Il y a tout juste cinquante ans le groupe System Dynamics du Massachusetts Institute of Technology de Cambridge affirmait clairement, au travers du désormais célèbre « rapport Meadows » que la poursuite de la croissance économique et démographique épuiserait les ressources de la Terre et conduirait à l’effondrement de l’économie mondiale d’ici 2070. Cette affirmation était à l’époque le résultat d’une des premières études de modélisation permettant de prévoir les impacts environnementaux et sociaux de l’industrialisation.

Débats scientifiques

Pour l’époque, cette prévision était choquante et à contre-courant de la pensée consumériste portée par les Trente-glorieuses. C’était presque une hérésie de suggérer que certains des fondements de la civilisation industrielle – l’extraction du charbon, la fabrication d’acier, le forage de pétrole et la pulvérisation d’engrais sur les cultures – pourraient causer des dommages durables voire irréversibles. Et de nombreux scientifiques n’adhéraient pas à cette théorie, soutenant que la technologie viendrait au secours de la planète.

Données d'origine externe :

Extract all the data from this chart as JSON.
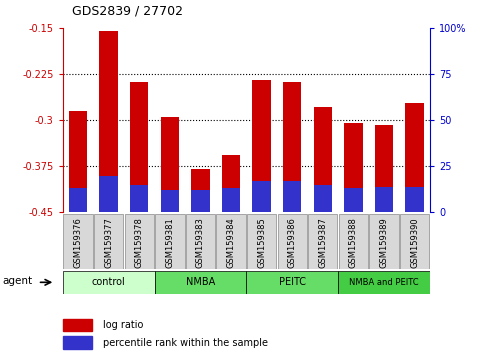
{
  "title": "GDS2839 / 27702",
  "categories": [
    "GSM159376",
    "GSM159377",
    "GSM159378",
    "GSM159381",
    "GSM159383",
    "GSM159384",
    "GSM159385",
    "GSM159386",
    "GSM159387",
    "GSM159388",
    "GSM159389",
    "GSM159390"
  ],
  "log_ratio": [
    -0.285,
    -0.155,
    -0.238,
    -0.295,
    -0.38,
    -0.357,
    -0.234,
    -0.237,
    -0.278,
    -0.305,
    -0.308,
    -0.272
  ],
  "percentile_rank_pct": [
    13,
    20,
    15,
    12,
    12,
    13,
    17,
    17,
    15,
    13,
    14,
    14
  ],
  "bar_bottom": -0.45,
  "ylim_left": [
    -0.45,
    -0.15
  ],
  "ylim_right": [
    0,
    100
  ],
  "yticks_left": [
    -0.45,
    -0.375,
    -0.3,
    -0.225,
    -0.15
  ],
  "ytick_labels_left": [
    "-0.45",
    "-0.375",
    "-0.3",
    "-0.225",
    "-0.15"
  ],
  "yticks_right": [
    0,
    25,
    50,
    75,
    100
  ],
  "ytick_labels_right": [
    "0",
    "25",
    "50",
    "75",
    "100%"
  ],
  "agent_groups": [
    {
      "label": "control",
      "start": 0,
      "end": 3,
      "color": "#ccffcc"
    },
    {
      "label": "NMBA",
      "start": 3,
      "end": 6,
      "color": "#66dd66"
    },
    {
      "label": "PEITC",
      "start": 6,
      "end": 9,
      "color": "#66dd66"
    },
    {
      "label": "NMBA and PEITC",
      "start": 9,
      "end": 12,
      "color": "#44cc44"
    }
  ],
  "bar_color_red": "#cc0000",
  "bar_color_blue": "#3333cc",
  "left_axis_color": "#cc0000",
  "right_axis_color": "#0000cc",
  "bg_color": "#ffffff",
  "legend_items": [
    "log ratio",
    "percentile rank within the sample"
  ],
  "legend_colors": [
    "#cc0000",
    "#3333cc"
  ],
  "agent_label": "agent"
}
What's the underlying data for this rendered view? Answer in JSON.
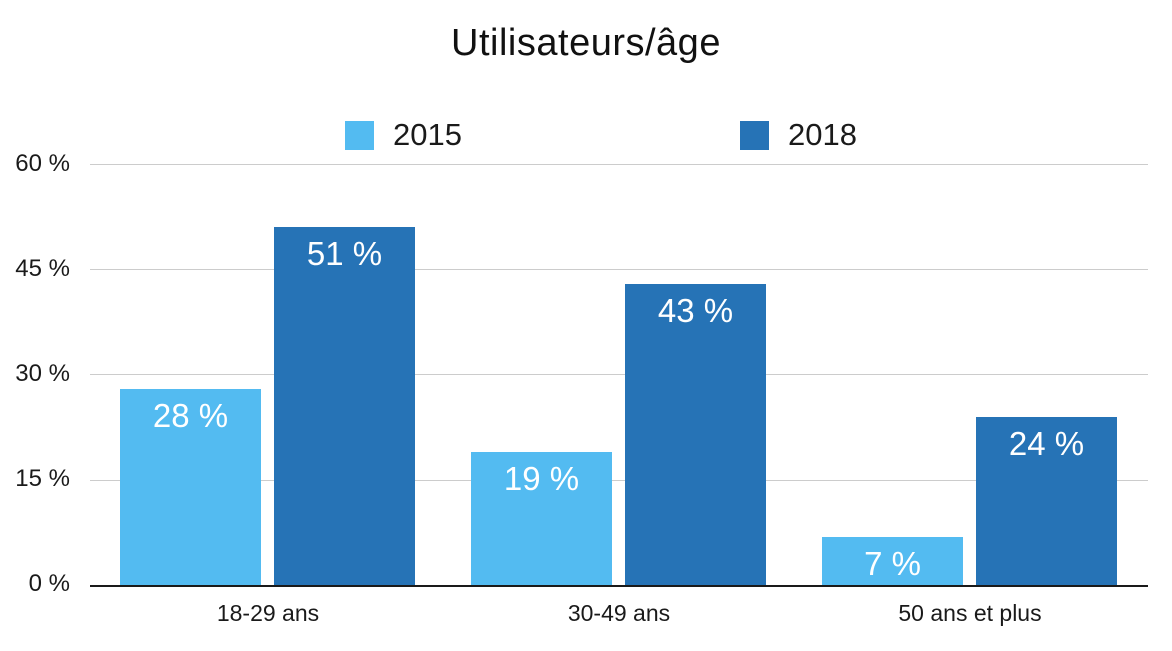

Quoi que les ordinateurs puissent dire sur l’avenir, il n’y a rien dans le passé qui donne le moindre crédit à l’idée que l’ingéniosité humaine ne peut pas à temps contourner les difficultés humaines matérielles.

Solly Zuckerman, ancienne conseillère scientifique en chef du gouvernement britannique

Les débats n’ont pas cessé depuis. Bien qu’il y ait maintenant un consensus sur le fait que les activités humaines ont des effets environnementaux irréversibles, les chercheurs ne sont pas d’accord sur les solutions, surtout si cela implique de freiner la croissance économique. Ce désaccord empêche l’action. Il est temps pour les chercheurs de clore leur débat. Le monde a besoin d’eux pour se concentrer sur les objectifs plus vastes d’arrêter la destruction catastrophique de l’environnement et d’améliorer le bien-être.

Des chercheurs tels que Johan Rockström de l’Institut de Potsdam pour la recherche sur l’impact climatique en Allemagne soutiennent que les économies peuvent croître sans rendre la planète invivable. Ils soulignent des preuves, notamment des pays nordiques, que les économies peuvent continuer à croître même si les émissions de carbone commencent à baisser. Un mouvement de recherche parallèle, connu sous le nom de « post-croissance » ou « décroissance », affirme que le monde doit abandonner l’idée que les économies doivent continuer à croître, car la croissance elle-même est nocive. Ses partisans incluent Kate Raworth, économiste à l’Université d’Oxford et auteure du livre de 2017 Donut Economics , qui a inspiré son propre mouvement mondial.

Changer d’outil de mesure

La croissance économique est généralement mesurée par le produit intérieur brut (PIB). Cet indice composite utilise les dépenses de consommation, ainsi que les investissements des entreprises et des gouvernements, pour arriver à un chiffre de la production économique d’un pays. Les gouvernements ont des départements entiers consacrés à s’assurer que le PIB pointe toujours vers le haut. Et c’est un problème, disent les chercheurs post-croissance : lorsqu’ils sont confrontés à un choix entre deux politiques (l’une plus verte que l’autre), les gouvernements sont susceptibles d’opter pour celle qui est la plus rapide à stimuler la croissance pour soutenir le PIB, et cela pourrait souvent être l’option qui cause le plus de pollution.

Un rapport publié récemment par l’Organisation mondiale de la santé indique que si les décideurs n’avaient pas une obsession pathologique du PIB, ils dépenseraient davantage pour, par exemple, rendre les soins de santé abordables pour chaque citoyen. Mais les dépenses de santé ne contribuent pas au PIB de la même manière que les dépenses à l’industrie ou au militaire. Il faut donc changer d’outil de mesure ! De nouvelles règles de ce qui devrait être mesuré par le PIB, incluant la durabilité et le bien-être, devraient être effectives en 2025.

Nouvelles réflexions pour un nouveau projet de société

Fin janvier, la Plateforme intergouvernementale scientifique et politique sur la biodiversité et les services écosystémiques a annoncé une vaste étude sur les causes de la perte de biodiversité, y compris le rôle des systèmes économiques. Plus de 100 auteurs de 40 pays et de domaines différents passeront deux ans à évaluer la littérature sur ce sujet afin de mettre en perspective un nouveau paradigme sociétal. Les scientifiques de la croissance verte et de la post-croissance expriment malheureusement des visions différentes aux décideurs politiques au risque de retarder l’action. En 1972, quand le rapport Meadows est sorti, il était encore temps de débattre, et moins urgent d’agir. Maintenant, le monde manque de temps.